İslam’ın başlangıç yıllarında namaz, sabah ve akşamleyin kılınan ikişer rekâttan ibaret iken, yaygın kabul gören görüşe göre, Miraç olayından sonra beş vakit namaz farz kılınmıştır. Hanefiler dışındaki çoğunluk, vacip hüküm kategorisini kabul etmedikleri için namazı genel olarak farz ve nafile şeklinde ikiye ayırmışlardır. Hanefilere göre ise namazlar; a) Farz, b) Vacip, c) Nafile (sünnet) olmak üzere üç çeşittir. Farz olan namazlar, Farz-ı Ayın ve Farz-ı Kifaye olmak üzere ikiye ayrılır. Farzı Ayın olan namazlar, yükümlülük çağındaki her Müslümanın yapması gereken farzlardır. (Beş vakit namaz ve Cuma namazları), Farz-ı Kifaye olan namaz ise cenaze namazıdır. Bir kısım Müslümanın cenaze namazını kılması, diğer Müslümanları sorumluluktan kurtarır. Kılanlar sevabını alır. Kılmayanlar günah kazanmazlar. Vacip olan namazlar; Ramazan ve Kurban Bayramı namazları, vitir namazı ve Hanefi mezhebine göre Küsuf namazı (güneş tutulduğunda kılınan namaz) bu guruba girer. Nafile Namazlar; Farz ve vacip namazların dışında, farz namazların öncesinde veya sonrasında kılınan sünnet namazlar ile bunların dışında Allah’a cc yaklaşmak niyetiyle kılınan namazlar da bu guruba girerler. (Alıntı)

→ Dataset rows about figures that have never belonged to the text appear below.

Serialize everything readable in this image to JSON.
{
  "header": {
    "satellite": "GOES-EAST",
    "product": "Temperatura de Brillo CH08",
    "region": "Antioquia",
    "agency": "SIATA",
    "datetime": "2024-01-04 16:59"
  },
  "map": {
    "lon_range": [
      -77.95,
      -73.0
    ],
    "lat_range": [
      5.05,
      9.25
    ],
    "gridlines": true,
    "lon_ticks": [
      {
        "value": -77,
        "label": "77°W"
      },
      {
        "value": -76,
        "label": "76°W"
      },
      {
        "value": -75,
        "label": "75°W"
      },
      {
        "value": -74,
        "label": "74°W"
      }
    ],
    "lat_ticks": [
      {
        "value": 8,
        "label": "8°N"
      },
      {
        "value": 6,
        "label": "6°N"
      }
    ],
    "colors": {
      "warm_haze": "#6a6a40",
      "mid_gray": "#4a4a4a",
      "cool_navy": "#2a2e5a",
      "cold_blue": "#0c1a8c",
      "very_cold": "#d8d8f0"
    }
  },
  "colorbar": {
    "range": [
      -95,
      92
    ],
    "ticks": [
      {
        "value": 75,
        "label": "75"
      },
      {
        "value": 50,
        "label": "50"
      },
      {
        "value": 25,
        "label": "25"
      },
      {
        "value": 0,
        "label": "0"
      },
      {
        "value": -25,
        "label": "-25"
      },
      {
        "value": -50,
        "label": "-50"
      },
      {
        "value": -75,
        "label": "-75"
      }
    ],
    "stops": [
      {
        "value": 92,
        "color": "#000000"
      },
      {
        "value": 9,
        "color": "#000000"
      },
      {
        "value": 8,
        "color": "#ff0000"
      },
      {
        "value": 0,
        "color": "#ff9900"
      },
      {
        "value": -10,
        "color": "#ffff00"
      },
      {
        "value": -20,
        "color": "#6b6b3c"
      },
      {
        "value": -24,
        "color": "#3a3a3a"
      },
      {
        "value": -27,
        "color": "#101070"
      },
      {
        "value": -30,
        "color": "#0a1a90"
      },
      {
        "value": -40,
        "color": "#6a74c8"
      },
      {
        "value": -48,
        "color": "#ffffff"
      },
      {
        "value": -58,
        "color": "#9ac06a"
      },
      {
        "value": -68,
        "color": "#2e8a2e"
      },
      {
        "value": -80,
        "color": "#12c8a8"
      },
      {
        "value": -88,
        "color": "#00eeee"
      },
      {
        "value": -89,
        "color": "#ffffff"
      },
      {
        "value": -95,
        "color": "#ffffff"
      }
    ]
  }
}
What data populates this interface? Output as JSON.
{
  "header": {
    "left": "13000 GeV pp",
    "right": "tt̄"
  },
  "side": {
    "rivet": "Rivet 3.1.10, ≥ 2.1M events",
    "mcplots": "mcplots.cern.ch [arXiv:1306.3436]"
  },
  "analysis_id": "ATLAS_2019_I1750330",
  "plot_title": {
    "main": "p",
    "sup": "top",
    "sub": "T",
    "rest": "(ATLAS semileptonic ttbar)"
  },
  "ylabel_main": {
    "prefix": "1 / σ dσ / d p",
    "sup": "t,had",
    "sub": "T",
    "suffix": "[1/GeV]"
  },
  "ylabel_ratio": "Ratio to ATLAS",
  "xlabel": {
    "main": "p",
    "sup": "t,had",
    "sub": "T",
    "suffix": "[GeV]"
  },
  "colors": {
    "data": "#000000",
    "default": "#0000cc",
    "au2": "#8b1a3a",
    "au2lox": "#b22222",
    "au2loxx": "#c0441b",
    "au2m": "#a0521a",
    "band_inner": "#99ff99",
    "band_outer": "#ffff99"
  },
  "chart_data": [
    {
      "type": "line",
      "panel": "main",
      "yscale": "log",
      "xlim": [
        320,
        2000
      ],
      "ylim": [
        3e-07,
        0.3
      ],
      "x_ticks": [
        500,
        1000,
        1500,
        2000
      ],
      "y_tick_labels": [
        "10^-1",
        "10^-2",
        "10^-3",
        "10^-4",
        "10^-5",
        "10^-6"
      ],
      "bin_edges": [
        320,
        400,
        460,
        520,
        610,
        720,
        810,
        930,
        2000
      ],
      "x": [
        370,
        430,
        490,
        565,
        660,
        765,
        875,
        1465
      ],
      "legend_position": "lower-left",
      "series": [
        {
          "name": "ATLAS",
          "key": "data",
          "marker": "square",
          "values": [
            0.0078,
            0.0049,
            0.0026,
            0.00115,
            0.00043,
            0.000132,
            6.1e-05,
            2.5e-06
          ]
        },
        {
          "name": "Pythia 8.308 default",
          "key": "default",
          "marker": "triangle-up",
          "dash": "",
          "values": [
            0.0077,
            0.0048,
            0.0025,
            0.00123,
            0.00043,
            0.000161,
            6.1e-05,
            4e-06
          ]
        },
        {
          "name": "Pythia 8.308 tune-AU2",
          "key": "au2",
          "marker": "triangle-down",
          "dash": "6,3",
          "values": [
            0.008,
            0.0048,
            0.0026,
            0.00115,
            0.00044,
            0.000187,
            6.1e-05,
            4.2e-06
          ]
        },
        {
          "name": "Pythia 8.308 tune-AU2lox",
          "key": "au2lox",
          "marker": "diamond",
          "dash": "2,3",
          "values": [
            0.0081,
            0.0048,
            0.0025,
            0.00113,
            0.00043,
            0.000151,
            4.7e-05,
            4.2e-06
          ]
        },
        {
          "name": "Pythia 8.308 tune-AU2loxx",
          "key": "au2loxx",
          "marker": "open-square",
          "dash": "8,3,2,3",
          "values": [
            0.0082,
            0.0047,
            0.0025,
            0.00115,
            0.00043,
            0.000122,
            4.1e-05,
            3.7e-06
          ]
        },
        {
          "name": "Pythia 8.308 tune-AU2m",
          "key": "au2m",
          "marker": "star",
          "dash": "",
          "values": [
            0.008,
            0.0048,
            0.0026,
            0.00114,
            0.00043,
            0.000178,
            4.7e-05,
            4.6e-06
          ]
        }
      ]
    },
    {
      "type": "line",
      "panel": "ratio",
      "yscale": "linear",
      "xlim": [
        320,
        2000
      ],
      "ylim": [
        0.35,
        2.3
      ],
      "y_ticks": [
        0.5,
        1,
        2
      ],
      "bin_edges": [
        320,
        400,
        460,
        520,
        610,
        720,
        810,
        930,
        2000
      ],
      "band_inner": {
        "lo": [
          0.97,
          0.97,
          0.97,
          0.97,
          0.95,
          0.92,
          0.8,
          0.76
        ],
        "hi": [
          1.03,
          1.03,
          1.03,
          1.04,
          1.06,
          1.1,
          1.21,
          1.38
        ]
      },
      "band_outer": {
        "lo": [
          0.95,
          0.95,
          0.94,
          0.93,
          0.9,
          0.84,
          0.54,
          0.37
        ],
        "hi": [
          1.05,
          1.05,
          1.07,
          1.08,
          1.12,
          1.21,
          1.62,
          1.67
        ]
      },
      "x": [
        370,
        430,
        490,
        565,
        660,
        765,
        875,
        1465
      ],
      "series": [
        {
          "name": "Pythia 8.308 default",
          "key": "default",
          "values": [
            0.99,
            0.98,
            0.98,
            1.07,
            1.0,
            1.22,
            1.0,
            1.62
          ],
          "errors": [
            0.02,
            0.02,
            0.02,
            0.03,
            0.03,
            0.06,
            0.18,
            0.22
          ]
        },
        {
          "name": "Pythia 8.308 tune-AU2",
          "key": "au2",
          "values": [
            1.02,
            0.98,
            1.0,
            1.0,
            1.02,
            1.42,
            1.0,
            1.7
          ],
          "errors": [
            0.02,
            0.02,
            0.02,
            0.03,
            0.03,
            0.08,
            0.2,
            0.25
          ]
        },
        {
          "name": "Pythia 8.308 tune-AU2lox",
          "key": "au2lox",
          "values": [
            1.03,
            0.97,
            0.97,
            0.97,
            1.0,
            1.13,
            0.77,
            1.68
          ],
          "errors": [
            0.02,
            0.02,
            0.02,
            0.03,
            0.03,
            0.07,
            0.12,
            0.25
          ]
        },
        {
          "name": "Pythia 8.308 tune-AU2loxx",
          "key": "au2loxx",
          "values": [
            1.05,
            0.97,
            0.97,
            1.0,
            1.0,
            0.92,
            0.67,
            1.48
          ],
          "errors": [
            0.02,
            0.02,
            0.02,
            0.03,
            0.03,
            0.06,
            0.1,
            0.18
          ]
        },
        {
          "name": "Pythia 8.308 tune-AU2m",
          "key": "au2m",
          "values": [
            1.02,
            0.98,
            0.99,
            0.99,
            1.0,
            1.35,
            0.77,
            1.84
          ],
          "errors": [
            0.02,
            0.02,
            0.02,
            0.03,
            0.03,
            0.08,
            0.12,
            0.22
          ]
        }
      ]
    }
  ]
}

Müslümanlara günde beş vakit namaz kılmanın farz olduğu ise, “Gerçekten namaz inananlara vakitli olarak farz kılınmıştır.” (Nisa 103) ayeti ile bildirilmiştir. Ancak namazın kılınışını Peygamber Efendimizin uygulamalarından öğreniyoruz.
Kur’an’ı Kerim’de namazın şeklinden çok manası, ruhu ve gayesi üzerinde durulur; yoğun bur dikkat (huşu) ve bağlılıkla kılınması istenir. “Namazın kişiyi kötülüklerden ve çirkin işlerden alıkoyacağı” belirtilir. (Ankebut 45) Müslümanlar namazda iken Allah’ın huzurunda olduklarının bilincinde olmalı ve bu bilinci namazın dışında da taşımalıdırlar. Namaz kılmak, Müslümanın en başta gelen görevi ve en önde gelen özelliğidir. Namaz bir kulluk sınavıdır. Kur’an’ı Kerim namazı Allah’a cc kullukta samimiyetin bir ölçüsü olarak alır ve münafıkların namaza üşene üşene kalktıklarını (Nisa 142 – Tevbe 54) belirterek bu noktaya dikkat çeker.
Yaratılış gayemiz olan ve yapmakla emrolunduğumuz ibadetleri yapmayı Rabbim cümlemize nasip etsin inşaAllah. Selamla Kalın Selamette Kalın.